Levi also has his hands shoved in his pocket, his work slacks on along with a plaid button-down shirt with the sleeves rolled up. The man does have a look, and it’s a very good—

Nope.

“Hey,” he says.

There’s a pause.

Then: “Good to see you, June.”

“You too,” I say, and I mean every syllable of it because it is. Even if I can’t and won’t have him, it’s good to see Levi.

“You said you cracked our case wide open?” he says, and he’s got that half-smile on his face, and I relax a little.

This will be fine, I tell myself. You’ll work through your tension issues and everything will be extremely normal.

“I didn’t say that,” I say, heading onto the porch and heaving open the heavy door. “I just said you should see something.”

He takes the door from me before I can open it all the way and holds it for me. Inside is the front hall of the Historical Society, in what was once the foyer of a very nice house.

“Is that you again, June?” a voice calls.

“Yup, just me,” I call back.

A woman comes around a corner, holding a manila folder. She’s got gray hair in a bun, half-moon glasses on a chain, and she’s wearing slacks and a blouse with slightly-too-large poofy bow at the neck.

In other words, she looks exactly like she should be running a historical society.

“Guests need to sign in,” she tells Levi without preamble. “And yes, before you ask, we do require your email address and phone number and please don’t think you’ll be the exception to the rule. The sign-in book is right over here.”

“Yes, ma’am,” Levi says, and allows her to guide him to the sign-in sheet, where he dutifully fills everything out as instructed.

“And don’t just let the pen drop when you’re finished,” she says as she walks away. “We just had painters in a few months ago and the ink stains very badly if you’re careless!”

The moment she disappears, Levi turns and looks at me.

Then he holds the pen up, its chain fully extended, and lets it drop.

“Whoops,” he says.

“I’m sorry,” I tell him. “She’s always like that. I’ve been here a thousand times and with every single visit, you’d think I came here specifically to carve my name into a historically accurate fireplace.”

“Well, did you?” he asks, that half-smile on his face.

My heart skips a beat, recovers, and I look away.

“Only the once,” I tell him. “Come on, it’s upstairs.”“Huh,” Levi says, leaning over the table. “I think you might be right.”

Standing off to one side, I smile to myself, then quickly bite it back.

“That’s…” he says, still examining the photo, tilting his head to one side. “You’re right. I think that’s just a stain, not part of the map.”

He looks from the enlarged photo on the right to the smaller photo on his left, both of Obadiah Harte’s infamous napkin map. The enlarged photo is fifty years more recent than the smaller photo, and one of the lines running along it is definitely lighter and has definitely changed color in a way that the rest of the ink hasn’t.

“Right,” I say. “So if you look at it with the knowledge that that line isn’t part of the map, what’s it look like?”

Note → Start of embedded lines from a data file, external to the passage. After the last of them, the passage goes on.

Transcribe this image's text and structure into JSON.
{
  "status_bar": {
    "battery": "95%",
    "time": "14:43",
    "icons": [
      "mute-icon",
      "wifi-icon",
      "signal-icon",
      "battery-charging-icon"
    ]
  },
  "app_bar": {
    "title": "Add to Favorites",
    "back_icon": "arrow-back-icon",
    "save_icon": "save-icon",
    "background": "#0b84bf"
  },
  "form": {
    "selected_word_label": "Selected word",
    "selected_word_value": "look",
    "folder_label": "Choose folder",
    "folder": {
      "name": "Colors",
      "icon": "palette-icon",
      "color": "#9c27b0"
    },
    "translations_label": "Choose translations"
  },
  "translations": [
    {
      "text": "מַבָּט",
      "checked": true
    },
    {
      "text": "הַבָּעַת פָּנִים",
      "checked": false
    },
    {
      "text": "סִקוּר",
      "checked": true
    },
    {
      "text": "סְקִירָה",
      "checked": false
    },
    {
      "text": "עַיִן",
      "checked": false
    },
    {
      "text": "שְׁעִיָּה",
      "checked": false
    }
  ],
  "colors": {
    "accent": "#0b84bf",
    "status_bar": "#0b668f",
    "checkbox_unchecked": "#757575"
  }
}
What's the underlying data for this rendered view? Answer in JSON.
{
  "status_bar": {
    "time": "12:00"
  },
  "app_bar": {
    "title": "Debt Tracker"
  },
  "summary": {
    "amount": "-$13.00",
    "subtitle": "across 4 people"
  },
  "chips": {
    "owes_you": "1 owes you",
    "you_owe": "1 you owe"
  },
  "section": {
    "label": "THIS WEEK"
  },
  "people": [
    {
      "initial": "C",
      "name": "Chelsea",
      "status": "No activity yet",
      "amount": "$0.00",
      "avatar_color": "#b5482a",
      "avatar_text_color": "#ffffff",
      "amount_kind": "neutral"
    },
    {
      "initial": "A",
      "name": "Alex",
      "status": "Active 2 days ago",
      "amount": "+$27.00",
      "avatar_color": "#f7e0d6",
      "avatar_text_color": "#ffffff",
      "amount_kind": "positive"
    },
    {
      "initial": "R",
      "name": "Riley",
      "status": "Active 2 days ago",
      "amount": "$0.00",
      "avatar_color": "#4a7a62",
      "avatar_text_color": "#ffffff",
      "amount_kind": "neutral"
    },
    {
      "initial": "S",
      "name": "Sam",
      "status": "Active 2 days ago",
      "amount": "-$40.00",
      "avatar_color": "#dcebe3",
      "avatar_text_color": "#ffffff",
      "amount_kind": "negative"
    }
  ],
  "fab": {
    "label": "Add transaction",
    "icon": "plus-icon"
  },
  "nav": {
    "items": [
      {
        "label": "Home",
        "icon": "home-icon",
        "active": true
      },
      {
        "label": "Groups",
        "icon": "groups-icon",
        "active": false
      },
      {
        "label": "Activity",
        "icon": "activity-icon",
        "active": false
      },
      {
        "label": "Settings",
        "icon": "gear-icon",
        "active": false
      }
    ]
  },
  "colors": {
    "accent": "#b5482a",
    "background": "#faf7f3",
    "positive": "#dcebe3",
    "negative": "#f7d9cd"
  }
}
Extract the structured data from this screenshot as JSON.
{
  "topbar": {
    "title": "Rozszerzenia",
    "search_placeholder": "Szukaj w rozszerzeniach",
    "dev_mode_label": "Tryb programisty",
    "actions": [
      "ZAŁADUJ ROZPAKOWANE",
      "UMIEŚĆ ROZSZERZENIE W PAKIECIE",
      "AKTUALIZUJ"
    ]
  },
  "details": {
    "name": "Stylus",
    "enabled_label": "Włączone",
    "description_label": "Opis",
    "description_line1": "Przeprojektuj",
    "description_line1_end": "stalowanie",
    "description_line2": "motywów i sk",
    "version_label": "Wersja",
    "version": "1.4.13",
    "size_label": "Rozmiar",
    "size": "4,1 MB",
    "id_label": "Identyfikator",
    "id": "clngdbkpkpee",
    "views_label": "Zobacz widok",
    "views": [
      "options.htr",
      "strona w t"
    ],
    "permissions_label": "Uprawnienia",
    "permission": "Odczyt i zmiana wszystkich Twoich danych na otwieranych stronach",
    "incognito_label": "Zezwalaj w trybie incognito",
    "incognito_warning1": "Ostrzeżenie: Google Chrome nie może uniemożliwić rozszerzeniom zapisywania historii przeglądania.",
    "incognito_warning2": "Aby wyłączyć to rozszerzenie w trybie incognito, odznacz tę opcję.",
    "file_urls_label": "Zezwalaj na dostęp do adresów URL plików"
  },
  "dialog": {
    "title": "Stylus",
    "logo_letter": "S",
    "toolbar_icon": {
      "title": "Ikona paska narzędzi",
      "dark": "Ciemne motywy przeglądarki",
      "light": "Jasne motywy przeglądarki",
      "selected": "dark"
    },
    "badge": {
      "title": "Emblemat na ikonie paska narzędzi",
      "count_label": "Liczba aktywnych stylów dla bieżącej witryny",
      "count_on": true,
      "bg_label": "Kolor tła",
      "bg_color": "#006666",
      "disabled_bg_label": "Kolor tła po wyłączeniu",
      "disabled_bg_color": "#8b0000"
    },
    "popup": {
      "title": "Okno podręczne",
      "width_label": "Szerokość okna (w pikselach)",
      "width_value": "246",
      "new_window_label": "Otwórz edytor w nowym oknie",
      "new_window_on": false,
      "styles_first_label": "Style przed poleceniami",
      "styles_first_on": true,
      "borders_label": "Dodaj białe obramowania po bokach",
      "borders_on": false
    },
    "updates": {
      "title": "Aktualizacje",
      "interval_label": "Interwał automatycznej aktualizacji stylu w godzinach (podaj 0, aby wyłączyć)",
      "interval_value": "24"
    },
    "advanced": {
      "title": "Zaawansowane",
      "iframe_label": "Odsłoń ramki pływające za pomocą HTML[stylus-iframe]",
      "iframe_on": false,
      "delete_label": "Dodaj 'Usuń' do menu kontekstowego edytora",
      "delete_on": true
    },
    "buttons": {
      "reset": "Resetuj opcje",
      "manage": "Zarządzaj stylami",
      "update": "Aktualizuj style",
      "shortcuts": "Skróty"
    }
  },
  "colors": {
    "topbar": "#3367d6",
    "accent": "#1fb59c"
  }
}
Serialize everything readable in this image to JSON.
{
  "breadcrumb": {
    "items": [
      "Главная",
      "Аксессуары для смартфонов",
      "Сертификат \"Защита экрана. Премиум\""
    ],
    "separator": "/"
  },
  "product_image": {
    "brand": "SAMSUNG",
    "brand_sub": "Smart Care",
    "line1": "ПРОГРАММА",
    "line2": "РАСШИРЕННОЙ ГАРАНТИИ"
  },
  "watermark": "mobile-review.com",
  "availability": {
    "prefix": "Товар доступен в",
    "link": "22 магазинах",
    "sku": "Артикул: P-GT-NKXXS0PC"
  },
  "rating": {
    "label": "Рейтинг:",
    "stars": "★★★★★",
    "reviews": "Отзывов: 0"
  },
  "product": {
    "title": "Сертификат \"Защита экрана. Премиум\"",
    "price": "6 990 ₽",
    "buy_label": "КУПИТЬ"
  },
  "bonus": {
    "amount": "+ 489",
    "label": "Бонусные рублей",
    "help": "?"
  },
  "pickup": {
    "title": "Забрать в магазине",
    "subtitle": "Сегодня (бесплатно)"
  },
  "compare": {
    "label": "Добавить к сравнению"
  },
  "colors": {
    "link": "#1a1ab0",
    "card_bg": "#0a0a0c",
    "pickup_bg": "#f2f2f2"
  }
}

Levi sighs. He lifts his messenger bag over his head and puts it on the floor, then leans over the table again, both hands flat on its surface, and studies the photo. Then he turns his head and studies the map I’ve got laid out to the right, the one with logged areas shaded in.

After a long moment, he finds a spot on the photo with one finger and the map with the other.

“This squiggle looks like the Lantern Range right here,” he says, his finger running down the spine of some mountains. “That could be where Hellbender Creek empties into Marsh Bottom Run, right at the foot of Bareback Peak.”